Comcast to offer tiered Internet prices based on usage

Mixed news for Comcast customers who work from home and/or watch a lot of streaming Netflix content in their off-hours: Pretty soon, you’ll have more data usage per month – but it’ll cost you. The internet provider is reportedly about to take its first steps towards the creation of a system of tiered Internet pricing based upon the amount of bandwidth customers are using,

Describing the need to change its Internet offerings, Comcast’s Cathy Avgiris wrote a blog post today that explained that “Four years ago, when we first instituted a broadband Internet data usage threshold, the iPhone had just been introduced…the iPad didn’t exist…and the experience of watching streaming video on your home PC or through a Roku box or direct to an Internet-capable TV was much different than it is now.” The four year number refers to the company’s 2008 cap of 250 GB of data usage per month for residential accounts, a cap that looks set to change no matter what the outcome is of two test programs Comcast has in store for customers.

The first program will, in Avgiris’ words, “offer multi-tier usage allowances that incrementally increase usage allotments for each [package] of high-speed data service from the current threshold” – which is to say, above a certain amount that varies dependent on whatever data plan you subscribe to, data plans will become pay-as-you-go for customers. The second will raise the 250 GB threshold for all packages to 300 GB and then offer additional gigabytes for sale beyond that (The figure suggested by Avgiris in the blog post is $10 for 50 GB).

While the tests are underway in particular markets around the US, the real winners may be those not in test areas; Avgiris writes that in those markets, “we ill suspend enforcement of our current usage cap as we transition to a new data usage management approach, although we will continue to contact the very small number of excessive users about their usage.”

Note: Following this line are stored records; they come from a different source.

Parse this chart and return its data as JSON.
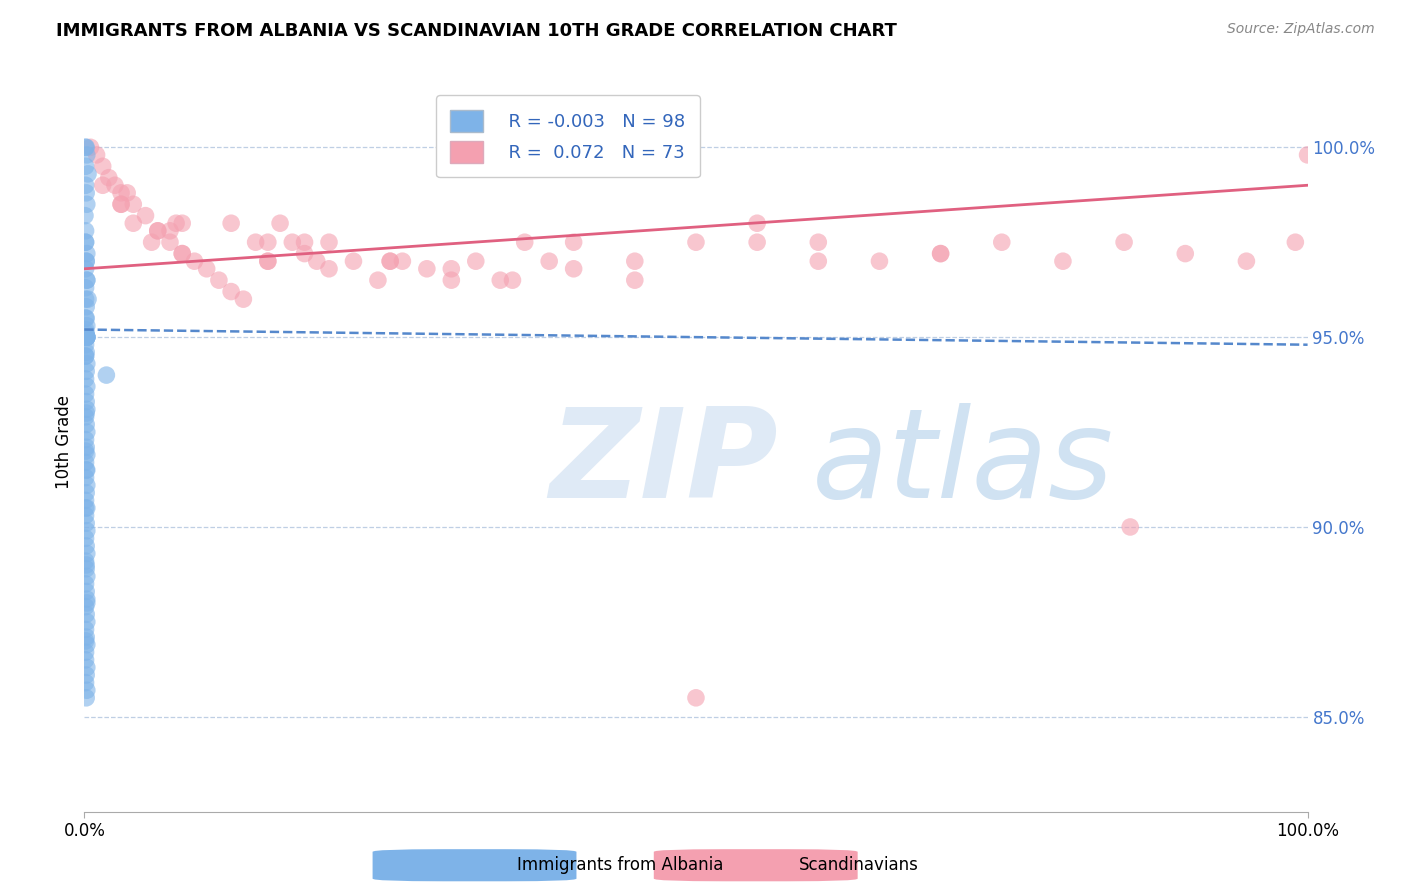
{
  "title": "IMMIGRANTS FROM ALBANIA VS SCANDINAVIAN 10TH GRADE CORRELATION CHART",
  "source": "Source: ZipAtlas.com",
  "ylabel": "10th Grade",
  "yticks": [
    85.0,
    90.0,
    95.0,
    100.0
  ],
  "ytick_labels": [
    "85.0%",
    "90.0%",
    "95.0%",
    "100.0%"
  ],
  "xlim": [
    0.0,
    100.0
  ],
  "ylim": [
    82.5,
    102.0
  ],
  "albania_color": "#7eb3e8",
  "scandinavian_color": "#f4a0b0",
  "albania_line_color": "#5588cc",
  "scandinavian_line_color": "#e06080",
  "albania_trend": [
    95.2,
    94.8
  ],
  "scandinavian_trend": [
    96.8,
    99.0
  ],
  "legend_r_albania": "-0.003",
  "legend_n_albania": "98",
  "legend_r_scand": "0.072",
  "legend_n_scand": "73",
  "albania_x": [
    0.1,
    0.15,
    0.2,
    0.1,
    0.3,
    0.1,
    0.15,
    0.2,
    0.05,
    0.1,
    0.1,
    0.2,
    0.15,
    0.1,
    0.2,
    0.1,
    0.3,
    0.15,
    0.1,
    0.2,
    0.1,
    0.15,
    0.1,
    0.2,
    0.1,
    0.15,
    0.2,
    0.1,
    0.1,
    0.15,
    0.2,
    0.1,
    0.1,
    0.15,
    0.2,
    0.1,
    0.15,
    0.1,
    0.2,
    0.15,
    0.1,
    0.2,
    0.1,
    0.15,
    0.2,
    0.1,
    0.15,
    0.2,
    0.1,
    0.15,
    0.2,
    0.1,
    0.15,
    0.1,
    0.2,
    0.15,
    0.1,
    0.2,
    0.1,
    0.15,
    0.2,
    0.1,
    0.15,
    0.2,
    0.1,
    0.15,
    0.2,
    0.1,
    0.15,
    0.2,
    0.1,
    0.15,
    0.2,
    0.1,
    0.15,
    0.2,
    0.1,
    0.1,
    0.2,
    0.15,
    0.1,
    0.2,
    0.15,
    0.1,
    0.2,
    0.15,
    0.1,
    0.2,
    0.1,
    0.15,
    1.8,
    0.1,
    0.2,
    0.15,
    0.1,
    0.2,
    0.15,
    0.1
  ],
  "albania_y": [
    100.0,
    100.0,
    99.8,
    99.5,
    99.3,
    99.0,
    98.8,
    98.5,
    98.2,
    97.8,
    97.5,
    97.2,
    97.0,
    96.8,
    96.5,
    96.3,
    96.0,
    95.8,
    95.5,
    95.3,
    95.2,
    95.1,
    95.0,
    95.0,
    95.0,
    95.0,
    95.0,
    95.0,
    95.0,
    95.0,
    95.0,
    95.0,
    95.0,
    95.0,
    95.0,
    94.8,
    94.6,
    94.5,
    94.3,
    94.1,
    93.9,
    93.7,
    93.5,
    93.3,
    93.1,
    92.9,
    92.7,
    92.5,
    92.3,
    92.1,
    91.9,
    91.7,
    91.5,
    91.3,
    91.1,
    90.9,
    90.7,
    90.5,
    90.3,
    90.1,
    89.9,
    89.7,
    89.5,
    89.3,
    89.1,
    88.9,
    88.7,
    88.5,
    88.3,
    88.1,
    87.9,
    87.7,
    87.5,
    87.3,
    87.1,
    86.9,
    86.7,
    86.5,
    86.3,
    86.1,
    85.9,
    85.7,
    85.5,
    87.0,
    88.0,
    89.0,
    90.5,
    91.5,
    92.0,
    93.0,
    94.0,
    94.5,
    95.0,
    95.5,
    96.0,
    96.5,
    97.0,
    97.5
  ],
  "scandinavian_x": [
    0.5,
    1.0,
    1.5,
    2.0,
    2.5,
    3.0,
    4.0,
    5.0,
    6.0,
    7.0,
    8.0,
    9.0,
    10.0,
    11.0,
    12.0,
    13.0,
    14.0,
    15.0,
    16.0,
    17.0,
    18.0,
    19.0,
    20.0,
    22.0,
    24.0,
    26.0,
    28.0,
    30.0,
    32.0,
    34.0,
    36.0,
    38.0,
    40.0,
    45.0,
    50.0,
    55.0,
    60.0,
    65.0,
    70.0,
    75.0,
    80.0,
    85.0,
    90.0,
    95.0,
    99.0,
    100.0,
    3.0,
    7.0,
    12.0,
    18.0,
    25.0,
    35.0,
    50.0,
    20.0,
    8.0,
    4.0,
    6.0,
    15.0,
    30.0,
    45.0,
    60.0,
    70.0,
    55.0,
    40.0,
    25.0,
    15.0,
    8.0,
    3.0,
    1.5,
    3.5,
    5.5,
    7.5,
    85.5
  ],
  "scandinavian_y": [
    100.0,
    99.8,
    99.5,
    99.2,
    99.0,
    98.8,
    98.5,
    98.2,
    97.8,
    97.5,
    97.2,
    97.0,
    96.8,
    96.5,
    96.2,
    96.0,
    97.5,
    97.0,
    98.0,
    97.5,
    97.2,
    97.0,
    96.8,
    97.0,
    96.5,
    97.0,
    96.8,
    96.5,
    97.0,
    96.5,
    97.5,
    97.0,
    97.5,
    97.0,
    97.5,
    98.0,
    97.5,
    97.0,
    97.2,
    97.5,
    97.0,
    97.5,
    97.2,
    97.0,
    97.5,
    99.8,
    98.5,
    97.8,
    98.0,
    97.5,
    97.0,
    96.5,
    85.5,
    97.5,
    97.2,
    98.0,
    97.8,
    97.0,
    96.8,
    96.5,
    97.0,
    97.2,
    97.5,
    96.8,
    97.0,
    97.5,
    98.0,
    98.5,
    99.0,
    98.8,
    97.5,
    98.0,
    90.0
  ]
}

In a conference call with reporters today, Comcast’s executive Vice President David L. Cohen said that, although “even today, only a very small number of our customers have ever even come close to the cap” – The average user takes up about 8-10 GB per month, according to the company – the time has come for Comcast to look into ways it can best adapt to the changing face of Internet usage. “Our network is not an infinite resource, and it is expensive to expand it,” he explained, adding that “The headline today should be that there isn’t a cap anymore. We’re out of the cap business.”

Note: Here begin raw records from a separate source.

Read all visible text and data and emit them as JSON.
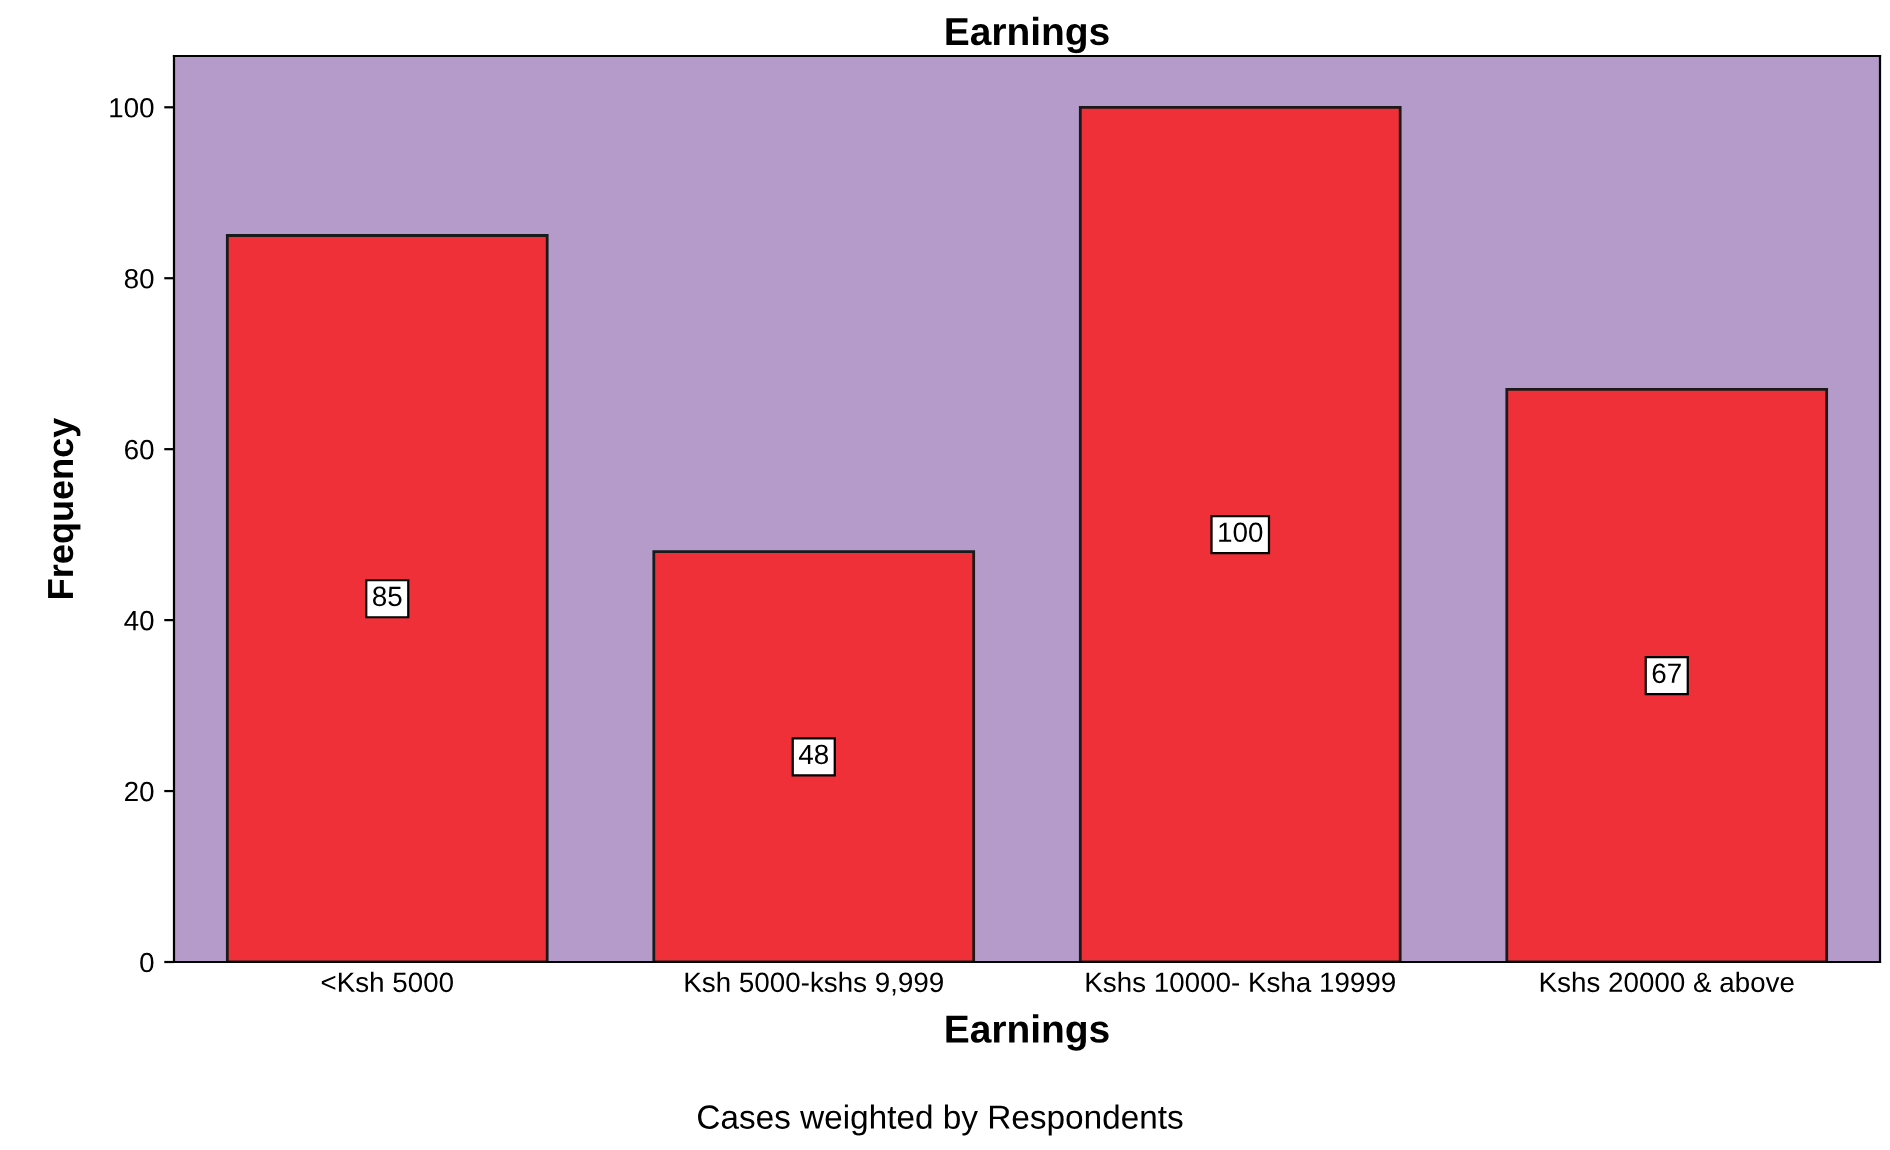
{
  "chart_data": {
    "type": "bar",
    "title": "Earnings",
    "xlabel": "Earnings",
    "ylabel": "Frequency",
    "categories": [
      "<Ksh 5000",
      "Ksh 5000-kshs 9,999",
      "Kshs 10000- Ksha 19999",
      "Kshs 20000 & above"
    ],
    "values": [
      85,
      48,
      100,
      67
    ],
    "color": "#ef3039",
    "bands": [
      {
        "axis": "y",
        "from": 0,
        "to": 106,
        "color": "#b59bc9"
      }
    ],
    "ylim": [
      0,
      106
    ],
    "yticks": [
      0,
      20,
      40,
      60,
      80,
      100
    ],
    "grid": false,
    "data_labels": true,
    "annotations": [
      "Cases weighted by Respondents"
    ]
  }
}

Beyond a vague “next few months,” the company hasn’t set a timeframe for the tests, nor has it announced which markets will be affected first. Such information should be forthcoming, as Avgiris’ blog post stresses the need for the company to “provide our customers with the information they need,” as well as a promise to, “at all times, including during our pilot tests… be transparent to our customers.” Comcast customers, watch your mailbox for notifications soon.